HomeHealthSnoring:  Sleep Disorders and Aids for Apnea

Apnea: The Problem and Common Aids

Sleep apnea aids are important because they can help treat the dangerous and socially problematic sleep disorder. Many people associate snoring with sleep apnea--and for good reason--because snoring is one of the primary and most obvious indicators of the problem. However, because snoring is not often dangerous in itself, many people might not realize the serious consequences of continuing, untreated sleep apnea. Sleep apnea is more than just a noisy disturbance during the night. It is actually characterized by repeated bouts of non-breathing caused when the airway becomes obstructed or collapses. As air cannot reach the lungs, bodily organs and tissues are denied essential oxygen and the body eventually awakens itself, suddenly and naturally, to automatically correct the problem. However, just because breathing resumes does not mean that the problem is solved.
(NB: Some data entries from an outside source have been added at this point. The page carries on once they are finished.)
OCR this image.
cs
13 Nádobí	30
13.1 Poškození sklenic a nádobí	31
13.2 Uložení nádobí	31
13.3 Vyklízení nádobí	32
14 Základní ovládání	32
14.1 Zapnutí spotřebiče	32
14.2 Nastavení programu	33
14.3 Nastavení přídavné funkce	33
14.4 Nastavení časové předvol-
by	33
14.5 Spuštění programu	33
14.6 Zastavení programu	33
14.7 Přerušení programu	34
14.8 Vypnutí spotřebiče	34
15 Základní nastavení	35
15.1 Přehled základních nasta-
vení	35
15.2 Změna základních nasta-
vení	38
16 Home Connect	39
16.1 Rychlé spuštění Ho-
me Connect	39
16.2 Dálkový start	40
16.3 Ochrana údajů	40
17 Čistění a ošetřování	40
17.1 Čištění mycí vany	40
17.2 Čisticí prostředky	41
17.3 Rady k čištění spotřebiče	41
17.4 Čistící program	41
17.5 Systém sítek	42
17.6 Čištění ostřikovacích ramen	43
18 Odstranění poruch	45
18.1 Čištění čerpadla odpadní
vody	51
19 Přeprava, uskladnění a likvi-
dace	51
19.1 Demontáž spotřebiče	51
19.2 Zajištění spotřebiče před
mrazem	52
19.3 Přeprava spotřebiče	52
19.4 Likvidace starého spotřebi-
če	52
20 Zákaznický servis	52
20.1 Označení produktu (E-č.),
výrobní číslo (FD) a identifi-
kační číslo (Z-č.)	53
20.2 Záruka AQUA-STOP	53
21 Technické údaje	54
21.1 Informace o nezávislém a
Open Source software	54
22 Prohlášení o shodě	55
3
Sleep Apnea Aids in Demand

It is important that people find legitimate, effective sleep apnea aids so that they can minimize the negative health effects caused by sleep apnea. As the body awakens continually throughout the night, the natural sleep rhythms and patterns are interrupted and disturbed, never allowing the body to recharge its energy stores or properly rest. As a result, the sleep apnea sufferer remains groggy and fatigued, unable to stay alert or function at an optimal level. In addition to daily decreased work and life performance, sleep apnea also contributes to high blood pressures, anxiety, heart problems, and stroke.

Because sleep apnea is a serious medical condition, there are not nearly as many sleep apnea aids as there are "cures" for snoring. In reality, aside from corrective surgery, there are really only two primary treatment options that are supported both by sleep apnea sufferers and medical professionals. The most common sleep apnea aid is the cpap machine, although the intraoral dental appliance is currently gaining ground as the preferred treatment option.

CPAP stands for continuous positive air pressure and works by pumping a stream of air into the lungs of the sleep apnea sufferer in order to support the walls of the airway and prevent collapse. Although it is difficult for some sleep apnea sufferers to tolerate, it has been very successful and effective in treating the sleep disorder. The intraoral dental appliance is considerably more comfortable for many people and works by holding the mouth and tongue in such a position as to facilitate proper airflow and prevent obstruction. As more becomes known about sleep apnea and ways to correct it, it is likely that other treatment options will develop, but at this time sleep apnea sufferers need to find one of the available choices that will work for them to prevent longterm health problems.